Originally posted on February 7, 2013; updated on March 4, 2013 and again on March 13, 2013
The recent decision by the Food and Drug Administration (FDA) to decline the latest New Drug Application (NDA) from Hemispherx Biopharma for Ampligen is a great disappointment to many, especially those for whom the drug has provided improved function and quality of life. The Solve ME/CFS Initiative, founded in 1987 by patients and for patients, is steadfastly committed to fostering the rigorous science required to establish the safety and effectiveness of treatments for ME/CFS. We are also determined to ensure that decisions made by FDA about treatment studies and product approvals reflect a deep and comprehensive understanding of the serious unmet medical need ME/CFS represents.
Successful drug development efforts must overcome substantial challenges from early science to adequate clinical study in humans to strict regulatory review and approval. Only 1 in 5000 compounds makes it from the lab to the pharmacy shelves. Our organization is actively engaged in many steps along that path to accelerate the process in order to expand options for safe and effective treatment for all people living with ME/CFS. At least one million Americans and as many as 17 million adults, teens and children worldwide await the first approved therapy for ME/CFS.
To ignite greater urgency and foster collaborative action between all the stakeholders involved in successful drug development, today I made requests for action of Assistant Secretary for Health Dr. Howard Koh and the top two executives at Hemispherx Biopharma. These letters were also copied to members of the Department of Health and Human Services CFS Advisory Committee.
You can read the letters here:
- Letter to Assistant Secretary for Health Dr. Howard K. Koh (PDF)
- Letter to Hemispherx Biopharm CEO Dr. William Carter and Executive Vice Chairman Thomas Equels (PDF)
We encourage all those affected by ME/CFS to make their voices heard. The Association will seek to maximize your efforts by providing information and education on how to most effectively frame the discussion. We will continue to lead the way, empowering all those affected by ME/CFS to best advocate for themselves as we advocate alongside you. With you and for you, we march forward.
Tips for acting now:
- Contact Dr. Koh at firstname.lastname@example.org
- Contact Hemispherx Biopharma at email@example.com
- Contact FDA at ME-CFS-Meeting@fda.hhs.gov
Share your views about treatment research or express your support for the actions recommended by the Solve ME/CFS Initiative on Feb. 7, 2013.

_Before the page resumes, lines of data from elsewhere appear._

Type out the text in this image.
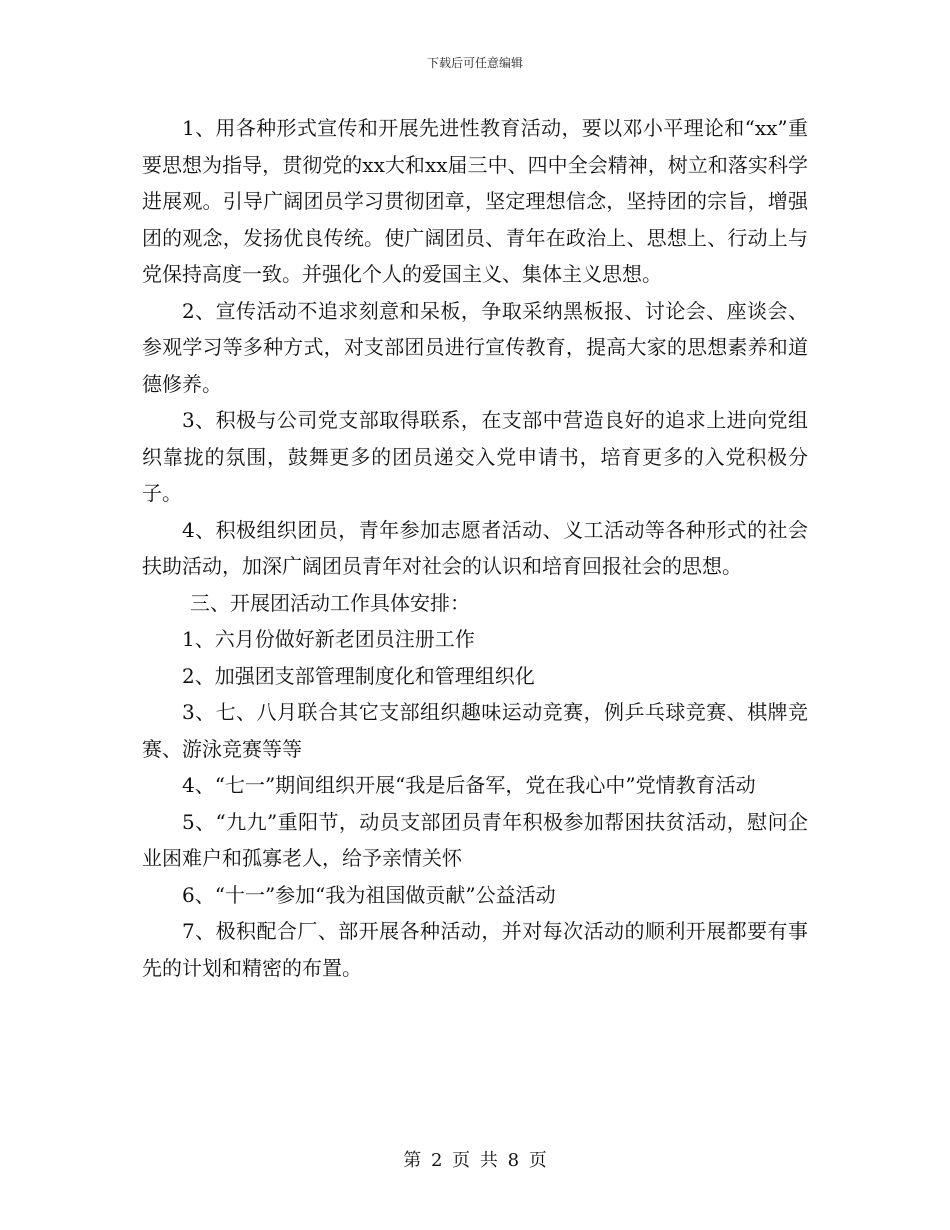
下载后可任意编辑

1、用各种形式宣传和开展先进性教育活动，要以邓小平理论和“xx”重要思想为指导，贯彻党的xx大和xx届三中、四中全会精神，树立和落实科学进展观。引导广阔团员学习贯彻团章，坚定理想信念，坚持团的宗旨，增强团的观念，发扬优良传统。使广阔团员、青年在政治上、思想上、行动上与党保持高度一致。并强化个人的爱国主义、集体主义思想。

2、宣传活动不追求刻意和呆板，争取采纳黑板报、讨论会、座谈会、参观学习等多种方式，对支部团员进行宣传教育，提高大家的思想素养和道德修养。

3、积极与公司党支部取得联系，在支部中营造良好的追求上进向党组织靠拢的氛围，鼓舞更多的团员递交入党申请书，培育更多的入党积极分子。

4、积极组织团员，青年参加志愿者活动、义工活动等各种形式的社会扶助活动，加深广阔团员青年对社会的认识和培育回报社会的思想。

三、开展团活动工作具体安排：

1、六月份做好新老团员注册工作

2、加强团支部管理制度化和管理组织化

3、七、八月联合其它支部组织趣味运动竞赛，例乒乓球竞赛、棋牌竞赛、游泳竞赛等等

4、“七一”期间组织开展“我是后备军，党在我心中”党情教育活动

5、“九九”重阳节，动员支部团员青年积极参加帮困扶贫活动，慰问企业困难户和孤寡老人，给予亲情关怀

6、“十一”参加“我为祖国做贡献”公益活动

7、极积配合厂、部开展各种活动，并对每次活动的顺利开展都要有事先的计划和精密的布置。

第 2 页 共 8 页
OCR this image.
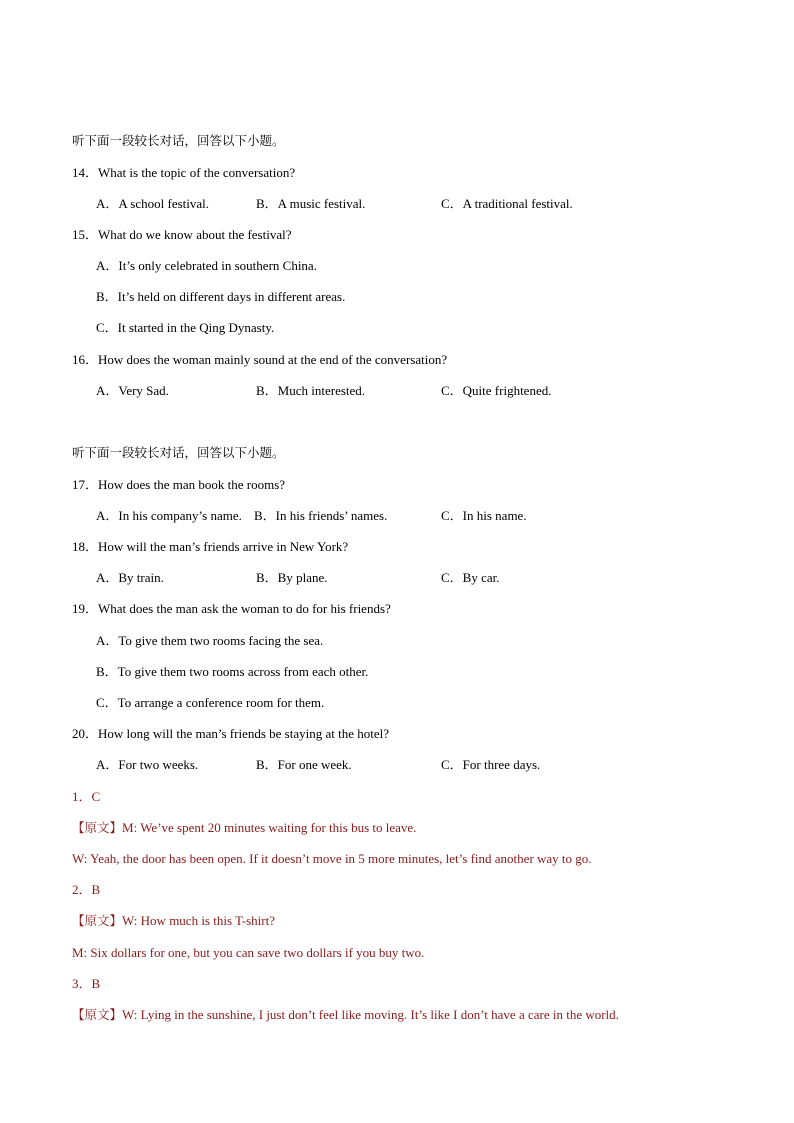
听下面一段较长对话，回答以下小题。
14．What is the topic of the conversation?
A．A school festival.	B．A music festival.	C．A traditional festival.
15．What do we know about the festival?
A．It’s only celebrated in southern China.
B．It’s held on different days in different areas.
C．It started in the Qing Dynasty.
16．How does the woman mainly sound at the end of the conversation?
A．Very Sad.	B．Much interested.	C．Quite frightened.
听下面一段较长对话，回答以下小题。
17．How does the man book the rooms?
A．In his company’s name. B．In his friends’ names.	C．In his name.
18．How will the man’s friends arrive in New York?
A．By train.	B．By plane.	C．By car.
19．What does the man ask the woman to do for his friends?
A．To give them two rooms facing the sea.
B．To give them two rooms across from each other.
C．To arrange a conference room for them.
20．How long will the man’s friends be staying at the hotel?
A．For two weeks.	B．For one week.	C．For three days.
1．C
【原文】M: We’ve spent 20 minutes waiting for this bus to leave.
W: Yeah, the door has been open. If it doesn’t move in 5 more minutes, let’s find another way to go.
2．B
【原文】W: How much is this T-shirt?
M: Six dollars for one, but you can save two dollars if you buy two.
3．B
【原文】W: Lying in the sunshine, I just don’t feel like moving. It’s like I don’t have a care in the world.
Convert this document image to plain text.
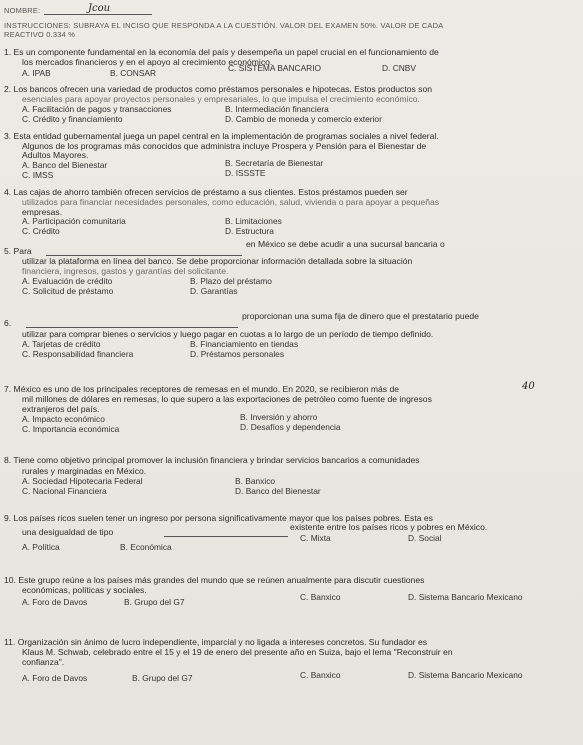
NOMBRE:	Jcou
INSTRUCCIONES: SUBRAYA EL INCISO QUE RESPONDA A LA CUESTIÓN. VALOR DEL EXAMEN 50%. VALOR DE CADA
REACTIVO 0.334 %
1. Es un componente fundamental en la economía del país y desempeña un papel crucial en el funcionamiento de
los mercados financieros y en el apoyo al crecimiento económico.
A. IPAB	B. CONSAR	C. SISTEMA BANCARIO	D. CNBV
2. Los bancos ofrecen una variedad de productos como préstamos personales e hipotecas. Estos productos son
esenciales para apoyar proyectos personales y empresariales, lo que impulsa el crecimiento económico.
A. Facilitación de pagos y transacciones	B. Intermediación financiera
C. Crédito y financiamiento	D. Cambio de moneda y comercio exterior
3. Esta entidad gubernamental juega un papel central en la implementación de programas sociales a nivel federal.
Algunos de los programas más conocidos que administra incluye Prospera y Pensión para el Bienestar de
Adultos Mayores.
A. Banco del Bienestar	B. Secretaría de Bienestar
C. IMSS	D. ISSSTE
4. Las cajas de ahorro también ofrecen servicios de préstamo a sus clientes. Estos préstamos pueden ser
utilizados para financiar necesidades personales, como educación, salud, vivienda o para apoyar a pequeñas
empresas.
A. Participación comunitaria	B. Limitaciones
C. Crédito	D. Estructura
5. Para
en México se debe acudir a una sucursal bancaria o
utilizar la plataforma en línea del banco. Se debe proporcionar información detallada sobre la situación
financiera, ingresos, gastos y garantías del solicitante.
A. Evaluación de crédito	B. Plazo del préstamo
C. Solicitud de préstamo	D. Garantías
6.
proporcionan una suma fija de dinero que el prestatario puede
utilizar para comprar bienes o servicios y luego pagar en cuotas a lo largo de un período de tiempo definido.
A. Tarjetas de crédito	B. Financiamiento en tiendas
C. Responsabilidad financiera	D. Préstamos personales
7. México es uno de los principales receptores de remesas en el mundo. En 2020, se recibieron más de	40
mil millones de dólares en remesas, lo que supero a las exportaciones de petróleo como fuente de ingresos
extranjeros del país.
A. Impacto económico	B. Inversión y ahorro
C. Importancia económica	D. Desafíos y dependencia
8. Tiene como objetivo principal promover la inclusión financiera y brindar servicios bancarios a comunidades
rurales y marginadas en México.
A. Sociedad Hipotecaria Federal	B. Banxico
C. Nacional Financiera	D. Banco del Bienestar
9. Los países ricos suelen tener un ingreso por persona significativamente mayor que los países pobres. Esta es
una desigualdad de tipo	existente entre los países ricos y pobres en México.
A. Política	B. Económica
C. Mixta	D. Social
10. Este grupo reúne a los países más grandes del mundo que se reúnen anualmente para discutir cuestiones
económicas, políticas y sociales.
A. Foro de Davos	B. Grupo del G7	C. Banxico	D. Sistema Bancario Mexicano
11. Organización sin ánimo de lucro independiente, imparcial y no ligada a intereses concretos. Su fundador es
Klaus M. Schwab, celebrado entre el 15 y el 19 de enero del presente año en Suiza, bajo el lema "Reconstruir en
confianza".
A. Foro de Davos	B. Grupo del G7	C. Banxico	D. Sistema Bancario Mexicano
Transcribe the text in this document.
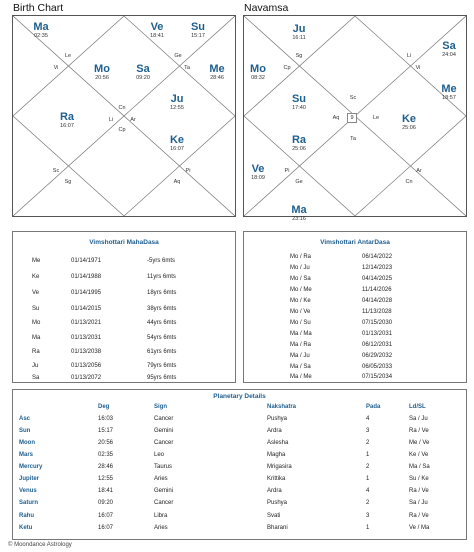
Birth Chart	Navamsa
Ma
02:35
Ve
18:41
Su
15:17
Mo
20:56
Sa
09:20
Me
28:46
Ju
12:55
Ra
16:07
Ke
16:07
Le	Ge
Vi	Ta
Cn
Li	Ar
Cp
Sc	Pi
Sg	Aq
Ju
16:11
Sa
24:04
Mo
08:32
Me
18:57
Su
17:40
Ke
25:06
Ra
25:06
Ve
18:09
Ma
23:16
Sg	Li
Cp	Vi
Sc
Aq	Le
9
Ta
Pi	Ar
Ge	Cn
Vimshottari MahaDasa
Me	01/14/1971	-5yrs 6mts
Ke	01/14/1988	11yrs 6mts
Ve	01/14/1995	18yrs 6mts
Su	01/14/2015	38yrs 6mts
Mo	01/13/2021	44yrs 6mts
Ma	01/13/2031	54yrs 6mts
Ra	01/13/2038	61yrs 6mts
Ju	01/13/2056	79yrs 6mts
Sa	01/13/2072	95yrs 6mts
Vimshottari AntarDasa
Mo / Ra	06/14/2022
Mo / Ju	12/14/2023
Mo / Sa	04/14/2025
Mo / Me	11/14/2026
Mo / Ke	04/14/2028
Mo / Ve	11/13/2028
Mo / Su	07/15/2030
Ma / Ma	01/13/2031
Ma / Ra	06/12/2031
Ma / Ju	06/29/2032
Ma / Sa	06/05/2033
Ma / Me	07/15/2034
Planetary Details
Deg	Sign	Nakshatra	Pada	Ld/SL
Asc	16:03	Cancer	Pushya	4	Sa / Ju
Sun	15:17	Gemini	Ardra	3	Ra / Ve
Moon	20:56	Cancer	Aslesha	2	Me / Ve
Mars	02:35	Leo	Magha	1	Ke / Ve
Mercury	28:46	Taurus	Mrigasira	2	Ma / Sa
Jupiter	12:55	Aries	Krittika	1	Su / Ke
Venus	18:41	Gemini	Ardra	4	Ra / Ve
Saturn	09:20	Cancer	Pushya	2	Sa / Ju
Rahu	16:07	Libra	Svati	3	Ra / Ve
Ketu	16:07	Aries	Bharani	1	Ve / Ma
© Moondance Astrology
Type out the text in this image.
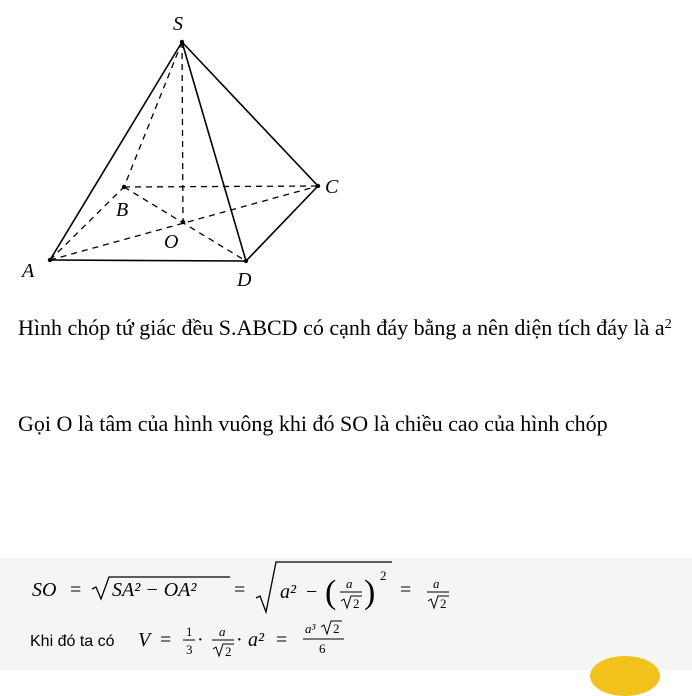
S
A
B
C
D
O
Hình chóp tứ giác đều S.ABCD có cạnh đáy bằng a nên diện tích đáy là $a^2$
Gọi O là tâm của hình vuông khi đó SO là chiều cao của hình chóp
SO = SA² − OA² = a² − ( a
2 ) 2
= a
2
Khi đó ta có V = 1
3 · a
2
· a² =
a³ 2
6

Learn more about the U.S. federal agencies involved in CFS: “Federal Agency 411″
UPDATE (March 4, 2013):
Secretary for Health Kathleen Sebelius has written to Senator Harry Reid (D-NV) about the Department of Health and Human Services efforts to foster development of drugs to treat ME/CFS and otherwise alleviate suffering. Read the Letter from Secretary Sebelius to Senatory Reid: http://bit.ly/sebelius-reid
UPDATE (March 13, 2013):
Assistant Secretary for Health Howard Koh responded to my letter with information about the upcoming FDA workshop on drug development in ME/CFS as well as a new NIH initative to address the case definition for CFS. Case definition was identified by the Trans-NIH ME/CFS Research Working Group as a high priority and resulted in an application to the NIH Office of Disease Prevention for an “Evidence-Based Methology Workshop” (EbMW) on ME/CFS. According to Dr. Koh’s letter, “the first organizational meeting for the EbMW was held on Feb. 19, 2013. Read the letter from Dr. Koh here: Letter from Assistant Secretary Koh to Kim McCleary: http://bit.ly/Koh-McCleary
There has been no response yet to the letter I sent to Hemispherx, nor to a request for a copy of the Complete Response Letter (CRL) sent by FDA to the company. The CRL outlines the deficiencies in the application for approval, as well as corrective measures that the FDA recommends be taken.
The next meeting of the federal CFS Advisory Committee will be held May 22-23, 2013 in Washington, D.C. With this flurry of agency activity, the committee — and the community — will have much to discuss.